Sunday, September 28, 2008

Self-reflection

Not sure why I am posting this.  I wrote it in a fit of self reflection brought on, I think, by a question my ex-husband's current wife asked about what I remember about a disastrous co-ministry my ex and I had many years ago.  I've thought this and talked of it for a while but I haven't put it to paper (virtual tho it may be) 'til now.  A fit of honesty can be good for the soul.

I went into the Christian ministry as a ‘fuck you’ to the religious tradition in which I grew up; a tradition that told me women were second class citizens, required to subjugate themselves to men. 

For all their limitations and the difficulties in our relationship, I saw my mother and grandmother put a roof over our heads and food on our table every day of every year without the assistance of a man.  I saw women come to church every week knowing that their husbands were waiting to beat the shit out of them when they got home because the husbands forbade them to go.  These were damn strong women.  And while I now may not share their beliefs I have to respect their strength. 

These women were no second class citizens.  They were under no obligation to subject themselves to abusive asshole husbands.  They came to church for comfort and relief, yet they had no voice in a system that said only men had the right to speak; only men had the right to decide; only men had authority given by God over matters of the home and the church. 

When I was 12 I asked my pastor if he would rather see a church close for want of a pastor or have a woman as pastor.  He would prefer the church close.  This was crap.  As were the visiting preachers with their flow charts of ‘God’s Order for the Family’ with God as the head, Men next, and women and children together on the same bottom rung.  More bullshit.  More anger to fuel me.

I rebelled in the way I knew would piss them off the most.  I signed up for seminary with the intention of becoming an ordained minister. 

I graduated seminary cum laude.  I had a baby in the middle of my studies and appalled male classmates by discreetly but unashamedly nursing her in classes where I was one of only a handful of women.  I was a campus leader and agitator for the inclusion of women the great boys’ club of the church.  I was ordained in the denomination of my choice. 

I was serving as superintendent of the church’s Sunday School when I started school.  One of the church's 'ministries' was to provide financial assistance to male seminarians. Their response to me was to inform me that I was no longer fit to have influence over the souls of the children since I was willfully and disobediently overturning God’s order. 

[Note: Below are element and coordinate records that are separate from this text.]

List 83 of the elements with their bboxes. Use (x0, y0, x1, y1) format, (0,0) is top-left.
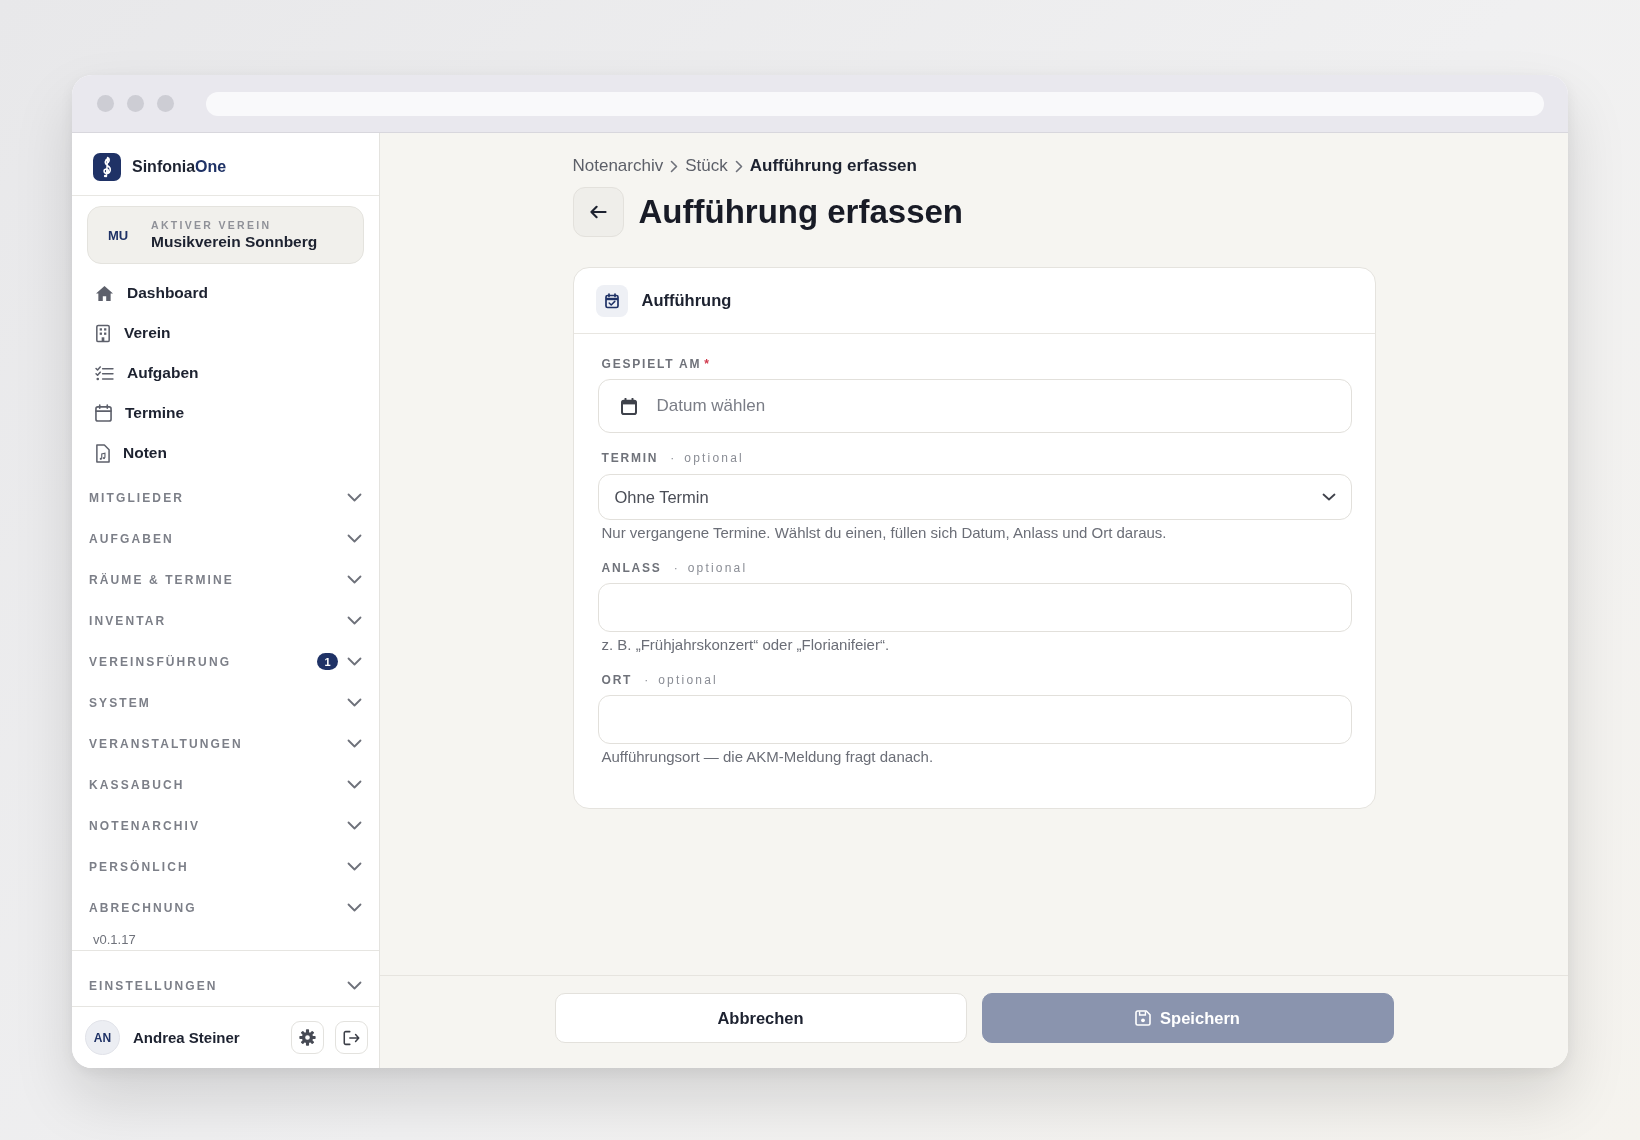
cancel-button[interactable]: Abbrechen (554, 993, 967, 1043)
chevron-down-icon[interactable] (347, 575, 362, 584)
section-label[interactable]: MITGLIEDER (89, 490, 184, 505)
field-label: TERMIN (601, 450, 659, 466)
optional-note: optional (684, 450, 744, 466)
chevron-down-icon[interactable] (347, 698, 362, 707)
file-icon (95, 443, 110, 463)
brand-name: SinfoniaOne (132, 157, 227, 176)
chevron-down-icon[interactable] (347, 493, 362, 502)
window-dot-icon[interactable] (127, 95, 144, 112)
save-icon (1135, 1010, 1152, 1026)
arrow-left-icon (589, 205, 607, 219)
optional-note: optional (687, 560, 748, 576)
settings-button[interactable] (291, 1021, 324, 1054)
chevron-down-icon[interactable] (347, 534, 362, 543)
card-title: Aufführung (641, 291, 732, 310)
section-label[interactable]: NOTENARCHIV (89, 818, 201, 833)
club-name: Musikverein Sonnberg (151, 232, 318, 251)
chevron-down-icon[interactable] (347, 862, 362, 871)
user-name: Andrea Steiner (133, 1029, 240, 1046)
optional-note: optional (658, 672, 718, 688)
logo-icon (93, 152, 121, 181)
chevron-down-icon[interactable] (347, 657, 362, 666)
calendar-icon (620, 397, 637, 415)
chevron-down-icon[interactable] (347, 821, 362, 830)
section-label[interactable]: ABRECHNUNG (89, 900, 197, 915)
date-field[interactable]: Datum wählen (597, 379, 1352, 433)
label-separator: · (644, 672, 649, 688)
count-badge: 1 (317, 653, 338, 670)
section-label[interactable]: EINSTELLUNGEN (89, 978, 218, 993)
field-hint: Aufführungsort — die AKM-Meldung fragt danach. (600, 747, 935, 767)
field-hint: Nur vergangene Termine. Wählst du einen, füllen sich Datum, Anlass und Ort daraus. (600, 523, 1168, 543)
chevron-down-icon[interactable] (347, 739, 362, 748)
chevron-right-icon (734, 159, 743, 173)
section-label[interactable]: RÄUME & TERMINE (89, 572, 234, 587)
page-title: Aufführung erfassen (638, 192, 964, 232)
chevron-down-icon[interactable] (347, 981, 362, 990)
breadcrumb-item[interactable]: Notenarchiv (572, 156, 664, 176)
nav-item[interactable]: Verein (87, 313, 181, 353)
label-separator: · (673, 560, 678, 576)
select-field[interactable]: Ohne Termin (597, 474, 1352, 520)
window-dot-icon[interactable] (157, 95, 174, 112)
section-label[interactable]: KASSABUCH (89, 777, 185, 792)
calendar-icon (95, 404, 112, 422)
section-label[interactable]: PERSÖNLICH (89, 859, 189, 874)
nav-item[interactable]: Dashboard (87, 273, 218, 313)
club-initials: MU (107, 227, 130, 243)
text-field[interactable] (597, 583, 1352, 632)
section-label[interactable]: SYSTEM (89, 695, 151, 710)
section-label[interactable]: INVENTAR (89, 613, 167, 628)
nav-item[interactable]: Noten (87, 433, 177, 473)
club-caption: AKTIVER VEREIN (151, 219, 272, 232)
club-switcher[interactable]: MU AKTIVER VEREIN Musikverein Sonnberg (87, 206, 364, 264)
back-button[interactable] (572, 187, 624, 237)
nav-item[interactable]: Termine (87, 393, 195, 433)
window-dot-icon[interactable] (97, 95, 114, 112)
chevron-down-icon[interactable] (347, 780, 362, 789)
section-label[interactable]: AUFGABEN (89, 531, 174, 546)
nav-item[interactable]: Aufgaben (87, 353, 209, 393)
field-label: GESPIELT AM (601, 356, 702, 372)
field-hint: z. B. „Frühjahrskonzert“ oder „Florianifeier“. (600, 635, 891, 655)
logout-icon (343, 1029, 360, 1046)
field-label: ORT (601, 672, 633, 688)
building-icon (95, 323, 111, 343)
breadcrumb-item[interactable]: Stück (685, 156, 728, 176)
field-label: ANLASS (601, 560, 662, 576)
required-mark: * (704, 356, 709, 372)
chevron-down-icon[interactable] (347, 903, 362, 912)
breadcrumb-item: Aufführung erfassen (749, 156, 917, 176)
logout-button[interactable] (335, 1021, 368, 1054)
section-label[interactable]: VERANSTALTUNGEN (89, 736, 243, 751)
chevron-right-icon (670, 159, 679, 173)
text-field[interactable] (597, 695, 1352, 744)
chevron-down-icon[interactable] (347, 616, 362, 625)
checklist-icon (95, 365, 114, 381)
version-label: v0.1.17 (93, 931, 136, 949)
section-label[interactable]: VEREINSFÜHRUNG (89, 654, 232, 669)
user-avatar: AN (85, 1020, 120, 1055)
home-icon (95, 284, 114, 302)
settings-icon (299, 1029, 316, 1046)
label-separator: · (670, 450, 675, 466)
calendar-check-icon (595, 284, 628, 317)
chevron-down-icon (1321, 493, 1336, 501)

Needless to say my future relations with that church were rocky.  One of my greatest personal victories, as I defined 'victory' at the time, in this battle occurred when the church invited my then husband to preach on one of the weeks the pastor was on vacation.  My mother, respected though no longer allowed to serve on a church board or committee on account of her being a woman and divorced and all and having no man under whose authority to operate, insisted that my husband would do no such thing unless I was invited to preach the next week.  Surprisingly they caved and I preached from a pulpit to which, I was still officially denied access.

 So I did it.  I accomplished my great ‘fuck you’.  I was good at doing the minister thing.  Congregations liked me and respected me.  And I was a phony.  Not only was I there for the entirely wrong reasons, a personal kiss-off to a tradition I abhorred,  I wasn’t sure that I believed what I was saying from the pulpit I had bullied my way into.

The end came in, as they say, the middle of success.  I was serving as associate pastor of a moderately sized church.  I did lots of counseling, a fair amount of preaching and married and buried a number of church folk.  People trusted me.  I stood up for the youth of the church, insisting they not be treated as mere children.  I led well attended and well received bible studies.  I served on statewide and national denominational committees.  I was a great package.  But I no longer believed any of it.  And I played the part, week after week, month after month.

Until I got the letter.  It was anonymous, slipped into my church mail slot on an ordinary day.  It was a plea simply for me to pray for the writer.  About what he/she didn’t say.  He/she did say that the strength of my faith was evident and he/she knew that if I prayed God would surely listen. 

Whoever the writer, whatever their sincerity, it suddenly hit me that while I didn’t take myself all that seriously in my role as minister, other people did and I had absolutely no right to do what I was doing to them.  I had no right to allow them to trust in an illusion.  I had no right. 

So I left.  At the time I said it was because I needed a job with health benefits since my husband had been laid off.  However true that was, it was not the whole truth.  I could no longer sell my soul to the church.  I could no longer maintain my personal integrity and my position in the church.  I had said ‘fuck you’ to a religious tradition.  Big deal.  I was miserable playing a role, lying to myself and to the people who looked to me for truth. 

So now, many years later, I am a reasonably happy agnostic, trying to live not for Heaven but for the day, the moment; for this life and not the next; trying to do good where I can and not do harm when I can help it.  And it feels right to define my life for myself and not as a fuck off to a magical way of thinking.

1 comment:

Becki said...

Wow- I never knew that about you. I'm glad to know that you've reached a point where you feel more comfortable and honest with yourself spiritually and intellectually though. Keep it up!

I love you and give my love to my Dad as well!